También porque, si bien durante su administración no hubo escándalos de escala comparable a los de Néstor y Cristina, los que hubo fueron muy reveladores de la deshonestidad presidencial: serán imborrables las fiestas en Olivos y sus patéticos esfuerzos por ocultarlas, minimizarlas y cuando todo lo demás falló, echarle la culpa a su pareja, o el favoritismo con algunos de sus ex empleadores, como Cristobal López, el vacunatorio vip y, por encima de todo, la práctica sistemática de la mentira. Hasta en cuestiones absurdas y que lo autoinculparon involuntaria e innecesariamente, como cuando mezcló el supuesto suicidio de Nismann con la suerte que espera, él dijo que teme, para el fiscal Luciani.

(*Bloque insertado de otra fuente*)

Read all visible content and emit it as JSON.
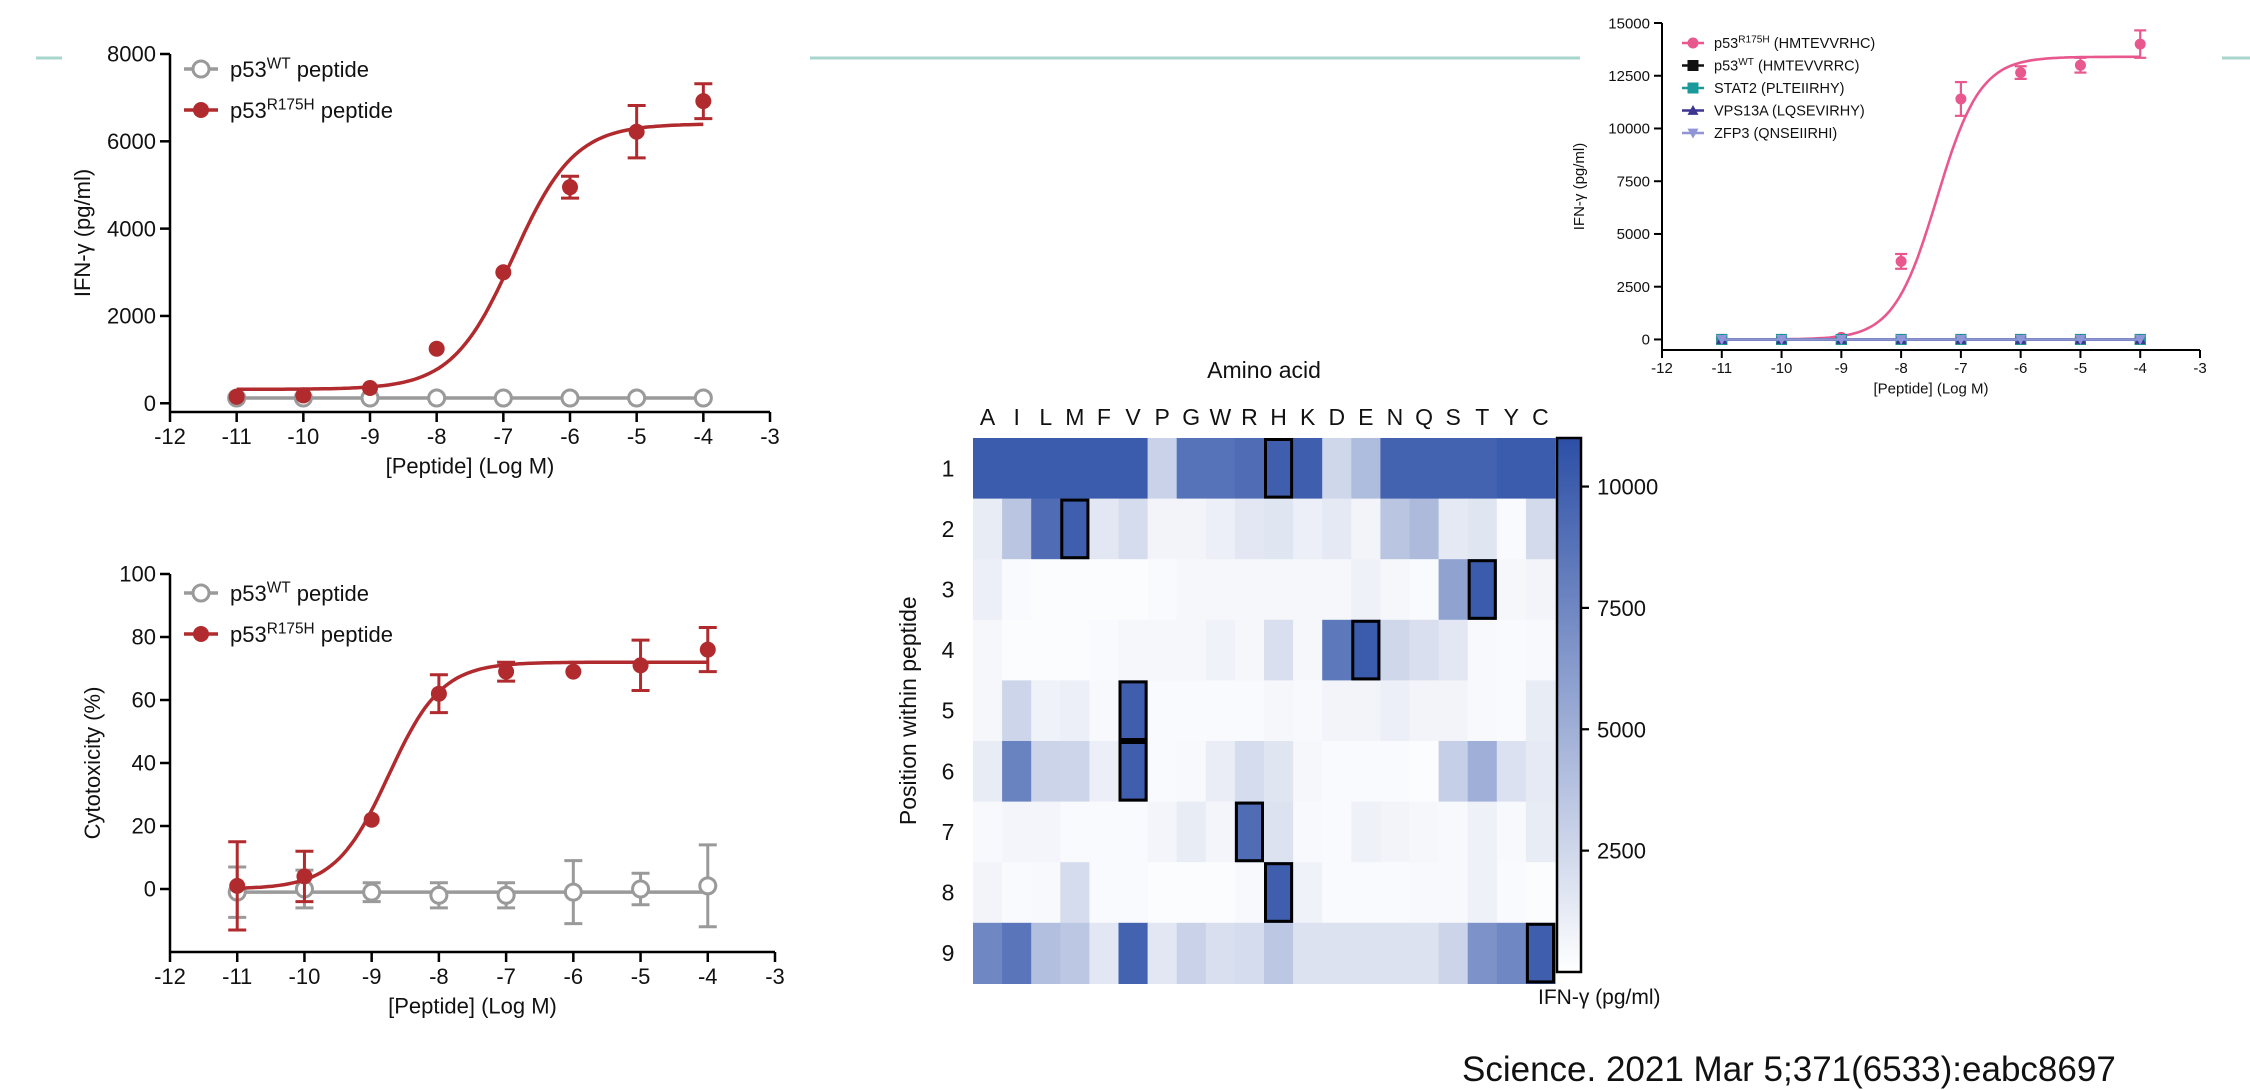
{
  "colors": {
    "wt": "#9a9a9a",
    "mut": "#b02a2e",
    "pink": "#e8588e",
    "black": "#111111",
    "teal": "#1a9a9a",
    "navy": "#3d3590",
    "lavender": "#8f95d6",
    "heat_high": "#2c4fa6",
    "accent_line": "#a8d5cc"
  },
  "citation": "Science. 2021 Mar 5;371(6533):eabc8697",
  "chart_data": [
    {
      "type": "line",
      "xlabel": "[Peptide] (Log M)",
      "ylabel": "IFN-γ (pg/ml)",
      "xlim": [
        -12,
        -3
      ],
      "ylim": [
        -200,
        8000
      ],
      "xticks": [
        "-12",
        "-11",
        "-10",
        "-9",
        "-8",
        "-7",
        "-6",
        "-5",
        "-4",
        "-3"
      ],
      "yticks": [
        "0",
        "2000",
        "4000",
        "6000",
        "8000"
      ],
      "legend_position": "top-left",
      "series": [
        {
          "name": "p53WT peptide",
          "name_base": "p53",
          "name_sup": "WT",
          "name_tail": " peptide",
          "color_key": "wt",
          "marker": "open-circle",
          "x": [
            -11,
            -10,
            -9,
            -8,
            -7,
            -6,
            -5,
            -4
          ],
          "y": [
            120,
            120,
            120,
            120,
            120,
            120,
            120,
            120
          ],
          "err": [
            0,
            0,
            0,
            0,
            0,
            0,
            0,
            0
          ],
          "fit": {
            "bottom": 120,
            "top": 120,
            "logec50": -7,
            "hill": 1
          }
        },
        {
          "name": "p53R175H peptide",
          "name_base": "p53",
          "name_sup": "R175H",
          "name_tail": " peptide",
          "color_key": "mut",
          "marker": "filled-circle",
          "x": [
            -11,
            -10,
            -9,
            -8,
            -7,
            -6,
            -5,
            -4
          ],
          "y": [
            150,
            180,
            350,
            1250,
            3000,
            4950,
            6220,
            6920
          ],
          "err": [
            0,
            0,
            0,
            0,
            0,
            250,
            600,
            400
          ],
          "fit": {
            "bottom": 320,
            "top": 6400,
            "logec50": -6.85,
            "hill": 0.95
          }
        }
      ]
    },
    {
      "type": "line",
      "xlabel": "[Peptide] (Log M)",
      "ylabel": "Cytotoxicity (%)",
      "xlim": [
        -12,
        -3
      ],
      "ylim": [
        -20,
        100
      ],
      "xticks": [
        "-12",
        "-11",
        "-10",
        "-9",
        "-8",
        "-7",
        "-6",
        "-5",
        "-4",
        "-3"
      ],
      "yticks": [
        "0",
        "20",
        "40",
        "60",
        "80",
        "100"
      ],
      "legend_position": "top-left",
      "series": [
        {
          "name": "p53WT peptide",
          "name_base": "p53",
          "name_sup": "WT",
          "name_tail": " peptide",
          "color_key": "wt",
          "marker": "open-circle",
          "x": [
            -11,
            -10,
            -9,
            -8,
            -7,
            -6,
            -5,
            -4
          ],
          "y": [
            -1,
            0,
            -1,
            -2,
            -2,
            -1,
            0,
            1
          ],
          "err": [
            8,
            6,
            3,
            4,
            4,
            10,
            5,
            13
          ],
          "fit": {
            "bottom": -1,
            "top": -1,
            "logec50": -7,
            "hill": 1
          }
        },
        {
          "name": "p53R175H peptide",
          "name_base": "p53",
          "name_sup": "R175H",
          "name_tail": " peptide",
          "color_key": "mut",
          "marker": "filled-circle",
          "x": [
            -11,
            -10,
            -9,
            -8,
            -7,
            -6,
            -5,
            -4
          ],
          "y": [
            1,
            4,
            22,
            62,
            69,
            69,
            71,
            76
          ],
          "err": [
            14,
            8,
            0,
            6,
            3,
            0,
            8,
            7
          ],
          "fit": {
            "bottom": 0,
            "top": 72,
            "logec50": -8.75,
            "hill": 1.1
          }
        }
      ]
    },
    {
      "type": "heatmap",
      "title": "Amino acid",
      "xlabel": "Amino acid",
      "ylabel": "Position within peptide",
      "x": [
        "A",
        "I",
        "L",
        "M",
        "F",
        "V",
        "P",
        "G",
        "W",
        "R",
        "H",
        "K",
        "D",
        "E",
        "N",
        "Q",
        "S",
        "T",
        "Y",
        "C"
      ],
      "y": [
        "1",
        "2",
        "3",
        "4",
        "5",
        "6",
        "7",
        "8",
        "9"
      ],
      "colorbar_label": "IFN-γ (pg/ml)",
      "colorbar_ticks": [
        "10000",
        "7500",
        "5000",
        "2500"
      ],
      "colorbar_values": [
        10000,
        7500,
        5000,
        2500
      ],
      "zlim": [
        0,
        11000
      ],
      "values": [
        [
          10200,
          10200,
          10200,
          10200,
          10200,
          10200,
          2800,
          8800,
          8800,
          9200,
          10000,
          10000,
          2500,
          4200,
          9800,
          9800,
          9800,
          9800,
          10200,
          10200
        ],
        [
          1200,
          3600,
          9200,
          10000,
          1500,
          2200,
          700,
          700,
          1000,
          1500,
          1600,
          1000,
          1400,
          700,
          3600,
          4300,
          1400,
          1600,
          300,
          2300
        ],
        [
          1000,
          300,
          200,
          200,
          200,
          200,
          300,
          500,
          500,
          500,
          500,
          500,
          500,
          900,
          500,
          300,
          5800,
          10200,
          500,
          700
        ],
        [
          500,
          200,
          200,
          200,
          300,
          500,
          500,
          500,
          800,
          500,
          2000,
          500,
          8400,
          10200,
          2500,
          2000,
          1500,
          400,
          300,
          400
        ],
        [
          500,
          2600,
          800,
          1000,
          400,
          10000,
          300,
          300,
          300,
          300,
          500,
          400,
          700,
          700,
          1000,
          700,
          700,
          400,
          300,
          1200
        ],
        [
          1200,
          7800,
          2700,
          2600,
          1000,
          10000,
          300,
          400,
          1100,
          2200,
          1600,
          500,
          300,
          300,
          300,
          200,
          3000,
          5000,
          1900,
          1300
        ],
        [
          400,
          600,
          600,
          300,
          300,
          300,
          600,
          1200,
          600,
          9200,
          1800,
          400,
          300,
          900,
          700,
          500,
          400,
          900,
          400,
          1200
        ],
        [
          700,
          300,
          400,
          2200,
          300,
          300,
          200,
          200,
          200,
          400,
          10000,
          800,
          300,
          300,
          300,
          400,
          400,
          900,
          300,
          200
        ],
        [
          7500,
          8600,
          4000,
          3500,
          1500,
          9800,
          1500,
          2800,
          2000,
          2200,
          3500,
          1800,
          1800,
          1800,
          1800,
          1800,
          2700,
          6800,
          7500,
          10000
        ]
      ],
      "highlighted": [
        [
          0,
          10
        ],
        [
          1,
          3
        ],
        [
          2,
          17
        ],
        [
          3,
          13
        ],
        [
          4,
          5
        ],
        [
          5,
          5
        ],
        [
          6,
          9
        ],
        [
          7,
          10
        ],
        [
          8,
          19
        ]
      ]
    },
    {
      "type": "line",
      "xlabel": "[Peptide] (Log M)",
      "ylabel": "IFN-γ (pg/ml)",
      "xlim": [
        -12,
        -3
      ],
      "ylim": [
        -500,
        15000
      ],
      "xticks": [
        "-12",
        "-11",
        "-10",
        "-9",
        "-8",
        "-7",
        "-6",
        "-5",
        "-4",
        "-3"
      ],
      "yticks": [
        "0",
        "2500",
        "5000",
        "7500",
        "10000",
        "12500",
        "15000"
      ],
      "legend_position": "top-left",
      "series": [
        {
          "name": "p53R175H (HMTEVVRHC)",
          "name_base": "p53",
          "name_sup": "R175H",
          "name_tail": " (HMTEVVRHC)",
          "color_key": "pink",
          "marker": "filled-circle",
          "x": [
            -11,
            -10,
            -9,
            -8,
            -7,
            -6,
            -5,
            -4
          ],
          "y": [
            0,
            0,
            100,
            3700,
            11400,
            12650,
            13000,
            14000
          ],
          "err": [
            0,
            0,
            0,
            350,
            800,
            300,
            350,
            650
          ],
          "fit": {
            "bottom": 0,
            "top": 13400,
            "logec50": -7.4,
            "hill": 1.2
          }
        },
        {
          "name": "p53WT (HMTEVVRRC)",
          "name_base": "p53",
          "name_sup": "WT",
          "name_tail": " (HMTEVVRRC)",
          "color_key": "black",
          "marker": "filled-square",
          "x": [
            -11,
            -10,
            -9,
            -8,
            -7,
            -6,
            -5,
            -4
          ],
          "y": [
            0,
            0,
            0,
            0,
            0,
            0,
            0,
            0
          ],
          "err": [
            0,
            0,
            0,
            0,
            0,
            0,
            0,
            0
          ],
          "fit": {
            "bottom": 0,
            "top": 0,
            "logec50": -7,
            "hill": 1
          }
        },
        {
          "name": "STAT2 (PLTEIIRHY)",
          "name_base": "STAT2 (PLTEIIRHY)",
          "name_sup": "",
          "name_tail": "",
          "color_key": "teal",
          "marker": "filled-square",
          "x": [
            -11,
            -10,
            -9,
            -8,
            -7,
            -6,
            -5,
            -4
          ],
          "y": [
            0,
            0,
            0,
            0,
            0,
            0,
            0,
            0
          ],
          "err": [
            0,
            0,
            0,
            0,
            0,
            0,
            0,
            0
          ],
          "fit": {
            "bottom": 0,
            "top": 0,
            "logec50": -7,
            "hill": 1
          }
        },
        {
          "name": "VPS13A (LQSEVIRHY)",
          "name_base": "VPS13A (LQSEVIRHY)",
          "name_sup": "",
          "name_tail": "",
          "color_key": "navy",
          "marker": "filled-triangle",
          "x": [
            -11,
            -10,
            -9,
            -8,
            -7,
            -6,
            -5,
            -4
          ],
          "y": [
            0,
            0,
            0,
            0,
            0,
            0,
            0,
            0
          ],
          "err": [
            0,
            0,
            0,
            0,
            0,
            0,
            0,
            0
          ],
          "fit": {
            "bottom": 0,
            "top": 0,
            "logec50": -7,
            "hill": 1
          }
        },
        {
          "name": "ZFP3 (QNSEIIRHI)",
          "name_base": "ZFP3 (QNSEIIRHI)",
          "name_sup": "",
          "name_tail": "",
          "color_key": "lavender",
          "marker": "filled-triangle-down",
          "x": [
            -11,
            -10,
            -9,
            -8,
            -7,
            -6,
            -5,
            -4
          ],
          "y": [
            0,
            0,
            0,
            0,
            0,
            0,
            0,
            0
          ],
          "err": [
            0,
            0,
            0,
            0,
            0,
            0,
            0,
            0
          ],
          "fit": {
            "bottom": 0,
            "top": 0,
            "logec50": -7,
            "hill": 1
          }
        }
      ]
    }
  ]
}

Pero además porque ese fue el comportamiento de Alberto no solo ahora como presidente, sino cada vez que estuvo en la función pública. Cambiar las versiones de los hechos según la conveniencia del momento fue siempre para él una práctica habitual, en particular cuando se trató de delitos contra el erario público, que parece no asociar con ningún problema de honestidad ni decencia.
Desde sus primeros pasos en la política nacional, cuando fue puesto por Menem al frente de la Superintendencia de Seguros, gestionó la etapa de mayor corrupción de ese organismo, y cuando se fue del cargo se presentó como denunciante de los desfalcos que por seis años se habían multiplicado bajo su atenta supervisión. Y es cierto que logró también entonces no ser acusado formalmente de corrupción. Porque lo protegieron los jueces menemistas de la servilleta, y porque sus denunciantes, el cavallista Roberto Guzmán y el periodista de Página 12 Julio Nudler, tuvieron la mala suerte de morir en el espacio de pocos meses. Con Nudler el ahora presidente fue particularmente eficaz: logró que los directivos de Página 12 no le publicaran más sus columnas y que el colectivo de periodistas progresistas y populares lo aislara por conspirar contra el gobierno también muy progresista y popular de Néstor, Cristina y él mismo, hasta que el cáncer terminó de consumirlo.
Eso es lo que vale la honestidad y decencia para nuestro actual mandatario y el problema principal que tiene es que se le nota demasiado.